StealthPolarBear · 12/03/2018 14:33

OK I'm not going to react in the way I'd like to.
Playibg devil's advocate let's say there is a group of girls, 11 to 15, say, who are seemingly "working" as prostitutes. These girls are likely to have other issues such as drink, drugs, self harm, and also extremely difficult background with (I suspect) no one in their corner.
The two questions are:

  • what do we do for them immediately, and how (and how do we make sure we identify them all)
  • what do we do to stop this happening to anyone else

Dispassionately, and playing slightly into the hands of the group who want to blame the girls themselves, that is still what it comes down to, foe me. As well as a separate issue about punishing the men

SnibbleAgain · 12/03/2018 14:42

I think we need to move the focus OFF the girls and onto the men

If we were better at getting men like this nicked and off the streets, then the neglected / previously abused / excitement seeking / whatever girls wouldn't be in danger in the same way.

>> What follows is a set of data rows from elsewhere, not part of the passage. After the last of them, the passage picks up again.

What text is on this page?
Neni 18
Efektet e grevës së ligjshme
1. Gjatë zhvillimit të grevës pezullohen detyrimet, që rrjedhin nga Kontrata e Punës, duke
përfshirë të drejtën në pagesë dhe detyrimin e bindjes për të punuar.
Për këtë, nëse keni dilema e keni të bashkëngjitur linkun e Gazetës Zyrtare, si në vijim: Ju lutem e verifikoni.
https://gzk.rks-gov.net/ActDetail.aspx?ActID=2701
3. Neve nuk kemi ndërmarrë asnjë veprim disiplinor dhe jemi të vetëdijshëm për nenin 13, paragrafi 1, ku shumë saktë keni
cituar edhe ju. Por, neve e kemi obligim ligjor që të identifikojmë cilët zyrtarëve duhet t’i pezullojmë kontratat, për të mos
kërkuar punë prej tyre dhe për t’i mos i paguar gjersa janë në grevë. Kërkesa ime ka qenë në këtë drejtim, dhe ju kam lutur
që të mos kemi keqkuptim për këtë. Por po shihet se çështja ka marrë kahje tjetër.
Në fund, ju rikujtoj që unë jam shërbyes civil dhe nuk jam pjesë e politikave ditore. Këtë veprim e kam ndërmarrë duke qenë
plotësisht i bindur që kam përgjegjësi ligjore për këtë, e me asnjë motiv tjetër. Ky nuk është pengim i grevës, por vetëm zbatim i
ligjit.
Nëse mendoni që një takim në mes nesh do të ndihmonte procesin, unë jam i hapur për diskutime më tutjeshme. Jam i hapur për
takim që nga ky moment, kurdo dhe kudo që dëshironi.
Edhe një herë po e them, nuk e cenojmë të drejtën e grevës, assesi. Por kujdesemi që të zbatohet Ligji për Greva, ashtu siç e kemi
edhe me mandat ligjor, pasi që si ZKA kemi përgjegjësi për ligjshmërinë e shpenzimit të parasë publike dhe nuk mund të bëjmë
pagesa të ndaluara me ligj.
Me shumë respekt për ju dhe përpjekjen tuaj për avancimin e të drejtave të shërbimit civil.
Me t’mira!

We need to get rid of the predators much better and much more quickly, as there will always be people who will make good prey.

In the meantime - I suppose educate in schools, and on telly, make sure that it's not reported as being a certain "type" of girl as while many were vulnerable, not all were (apart from being young and naive), make sure that girls and women know that any and all reports to the police / SS will be taken seriously and treated professionally etc etc

Making sure that girls leaving care are very carefully supported would help.
Giving girls somewhere to go so they aren't hanging around the streets would help (this has always been the case with both boys and girls)
etc etc

Bottom line is though that as long as there are predators there are going to be victims, we need to get the predators swept from the streets. Make them think twice before doing this crap. Look at whether there are issues in different areas of the country, different backgrounds etc. Try and cut off at the root.

StealthPolarBear · 12/03/2018 14:45

Yes I completely agree, but blaming then men doesn't seem to be happening or working (strange, that).

SnibbleAgain · 12/03/2018 14:46

What bothers me is this was in your face from men from a group of countries.

Men of UK extraction operate differently - more on their own and more subtely, in their own families, with girls who have been down the pub etc - and I suspect the police are still dismissing cases where the perpetrator doesn't "look the part". The racism that may have once protected these men is now proteccting other men, potentially. I have no proof of this except my life experience. Well, and reading the news obv.